Contoh sederhana, peristiwa tabrak belakang. Regulasi dan pemahaman umum yang ada menyebutkan, kendaraan yang menabrak dari arah belakang otomatis dinyatakan bersalah. Dalam konteks ini, secara langsung sudah terjadi penghakiman. Meskipun kemudian faktanya, kecelakaan dimaksud justru dipicu oleh kelalaian pengemudi kendaraan di depan.
Kemungkinan ini bisa saja terjadi. Misalnya, seorang yang sedang mengemudi kehilangan konsentrasi karena melakukan aktivitas lain. Sebut saja, menelpon atau menulis teks SMS di saat berada di belakang kemudi (texting while driving). Akibat kehilangan konsentrasi atau kaget, si pengemudi kendaraan di depan tiba-tiba melakukan pengereman mendadak. Sementara di saat yang sama, mobil yang membuntuti di belakang juga tidak siap sehingga tabrakan pun terjadi.
Siapa yang salah? Ini tentu akan menimbulkan perdebatan panjang. Pengemudi kendaraan di belakang, bisa saja melontarkan argumentasi: "Anda sih, tiba-tiba nge-rem mendadak padahal di depan gak ada apa-apa?"
Di beberapa negara, regulasi memang juga mensyaratkan bahwa pengemudi yang membuntuti harus menjaga jarak dengan kendaraan di depannya. Rumusan yang sering dipakai, yakni jarak minimal dua detik waktu tempuh.

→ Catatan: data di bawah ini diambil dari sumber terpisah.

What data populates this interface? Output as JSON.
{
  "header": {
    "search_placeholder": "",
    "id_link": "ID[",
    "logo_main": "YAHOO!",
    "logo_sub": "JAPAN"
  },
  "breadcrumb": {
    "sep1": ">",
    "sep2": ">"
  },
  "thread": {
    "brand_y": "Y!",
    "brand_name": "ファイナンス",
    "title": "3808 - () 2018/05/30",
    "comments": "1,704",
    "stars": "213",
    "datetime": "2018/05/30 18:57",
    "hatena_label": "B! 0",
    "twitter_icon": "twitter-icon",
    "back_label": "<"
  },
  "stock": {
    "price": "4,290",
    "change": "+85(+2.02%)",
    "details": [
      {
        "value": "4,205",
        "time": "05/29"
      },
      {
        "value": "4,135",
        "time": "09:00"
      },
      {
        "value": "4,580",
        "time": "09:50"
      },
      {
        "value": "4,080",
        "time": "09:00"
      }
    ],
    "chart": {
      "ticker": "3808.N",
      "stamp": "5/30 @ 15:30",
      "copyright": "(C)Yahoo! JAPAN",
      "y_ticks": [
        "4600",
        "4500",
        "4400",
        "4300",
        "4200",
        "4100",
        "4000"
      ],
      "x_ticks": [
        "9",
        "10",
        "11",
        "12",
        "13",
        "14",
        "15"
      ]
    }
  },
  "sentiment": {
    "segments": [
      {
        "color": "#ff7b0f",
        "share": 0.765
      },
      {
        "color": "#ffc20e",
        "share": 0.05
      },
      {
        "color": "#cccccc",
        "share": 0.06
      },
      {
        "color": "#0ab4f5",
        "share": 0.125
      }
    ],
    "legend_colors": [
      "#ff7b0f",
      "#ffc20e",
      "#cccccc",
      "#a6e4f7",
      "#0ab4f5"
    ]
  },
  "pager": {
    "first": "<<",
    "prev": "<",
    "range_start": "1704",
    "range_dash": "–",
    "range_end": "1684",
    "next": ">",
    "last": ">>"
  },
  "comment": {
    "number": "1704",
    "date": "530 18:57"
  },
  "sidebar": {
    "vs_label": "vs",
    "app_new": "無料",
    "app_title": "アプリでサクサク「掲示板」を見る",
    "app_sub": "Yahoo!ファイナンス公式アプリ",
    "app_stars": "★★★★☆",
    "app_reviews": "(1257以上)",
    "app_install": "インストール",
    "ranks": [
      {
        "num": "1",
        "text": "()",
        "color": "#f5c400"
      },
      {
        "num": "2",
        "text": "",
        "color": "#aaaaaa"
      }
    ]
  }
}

Penggunaan satuan waktu ini, didasari alasan bahwa manusia butuh waktu sekitar 1 detik untuk menganalisis peristiwa yang dilihatnya sebelum melakukan reaksi. Sedangkan waktu 1 detik sisanya, dialokasikan sebagai waktu mekanis sistem pengereman pada kendaraan.

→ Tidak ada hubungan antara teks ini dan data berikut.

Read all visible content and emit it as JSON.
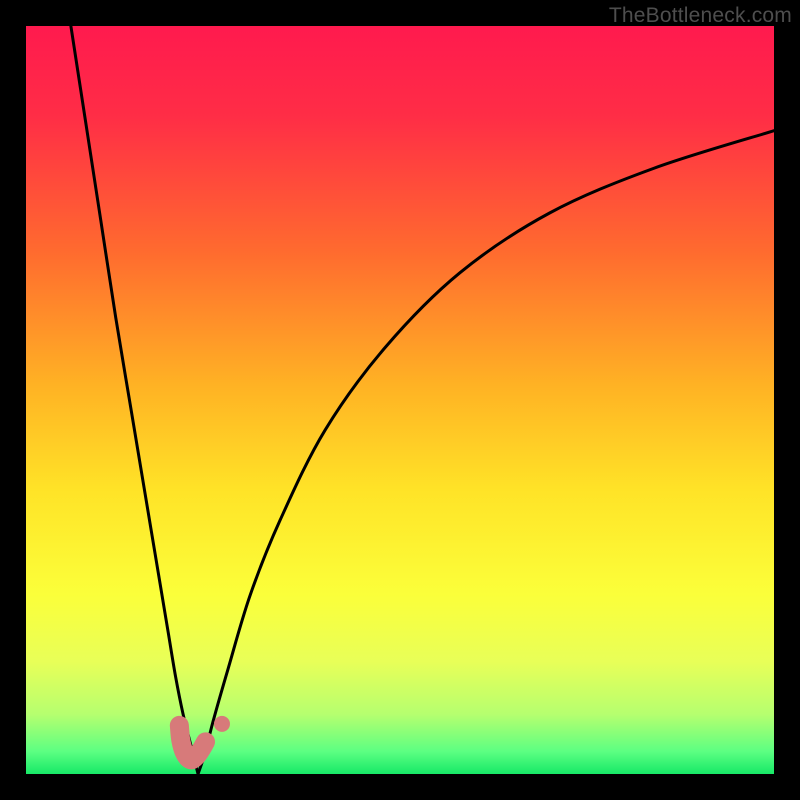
{
  "watermark": "TheBottleneck.com",
  "colors": {
    "gradient_stops": [
      {
        "pct": 0,
        "hex": "#ff1a4e"
      },
      {
        "pct": 12,
        "hex": "#ff2d46"
      },
      {
        "pct": 30,
        "hex": "#ff6a2f"
      },
      {
        "pct": 48,
        "hex": "#ffb224"
      },
      {
        "pct": 62,
        "hex": "#ffe327"
      },
      {
        "pct": 76,
        "hex": "#fbff3a"
      },
      {
        "pct": 85,
        "hex": "#e8ff58"
      },
      {
        "pct": 92,
        "hex": "#b6ff6f"
      },
      {
        "pct": 97,
        "hex": "#5cff82"
      },
      {
        "pct": 100,
        "hex": "#17e967"
      }
    ],
    "curve": "#000000",
    "marker": "#d77a7a"
  },
  "chart_data": {
    "type": "line",
    "title": "",
    "xlabel": "",
    "ylabel": "",
    "xlim": [
      0,
      100
    ],
    "ylim": [
      0,
      100
    ],
    "grid": false,
    "legend": false,
    "series": [
      {
        "name": "left-branch",
        "x": [
          6,
          8,
          10,
          12,
          14,
          16,
          18,
          19,
          20,
          21,
          22,
          22.5,
          23
        ],
        "values": [
          100,
          87,
          74,
          61,
          49,
          37,
          25,
          19,
          13,
          8,
          4,
          2,
          0
        ]
      },
      {
        "name": "right-branch",
        "x": [
          23,
          24,
          25,
          27,
          30,
          34,
          40,
          48,
          58,
          70,
          84,
          100
        ],
        "values": [
          0,
          3,
          7,
          14,
          24,
          34,
          46,
          57,
          67,
          75,
          81,
          86
        ]
      }
    ],
    "markers": [
      {
        "name": "left-hook-marker",
        "x": [
          20.5,
          20.7,
          21.2,
          22.0,
          22.8,
          23.5,
          24.0
        ],
        "values": [
          6.5,
          4.5,
          2.8,
          1.9,
          2.4,
          3.4,
          4.3
        ]
      },
      {
        "name": "right-dot-marker",
        "x": [
          26.2
        ],
        "values": [
          6.7
        ]
      }
    ]
  }
}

Regulasi itu juga menyebutkan, jarak membuntuti yang terlalu dekat bisa dikatagorikan sebagai sebuah pelanggaran. Tailgating, disebutkan pula sebagai tindakan yang mengarah pada intimidasi terhadap pengemudi lainnya.
Aturan ini, jelas sangat sulit diaplikasi pada situasi lalu lintas di Jakarta atau beberapa kota besar lainnya di Indonesia. Bahkan, hal itu tetap saja sulit diaplikasi di jalan tol yang nota bene juga padat. Bayangkan, waktu 2 detik pada kendaraan yang melaju dengan kecepatan 60 km/jam, sama saja dengan jarak sekitar 34 meter. Cobalah terapkan aturan ini di Jakarta, maka Anda akan mendengarkan bunyi klakson riuh rendah dari rangkaian kendaraan di belakang Anda.
Mengacu pada kasus-kasus seperti ini, maka dalam beberapa tahun terakhir, Smart Driving Institute (SDI) yang didirikan pada tahun 2006 silam, mencoba menyusun formulasi yang sesuai atau setidaknya mendekati kondisi lalu lintas di Indonesia. Formulasi ini, mengacu pada prinsip-prinsip dasar defensive driving dengan turut mempertimbangkan persoalan budaya, kebiasaan atau behavior dan attitude atau perilaku pengguna jalan. Ini juga dipengaruhi oleh fakta, bahwa regulasi yang dituangkan dalam aturan-aturan berlalu lintas, selama ini hanya efektif di saat ada petugas yang mengawasi di lapangan.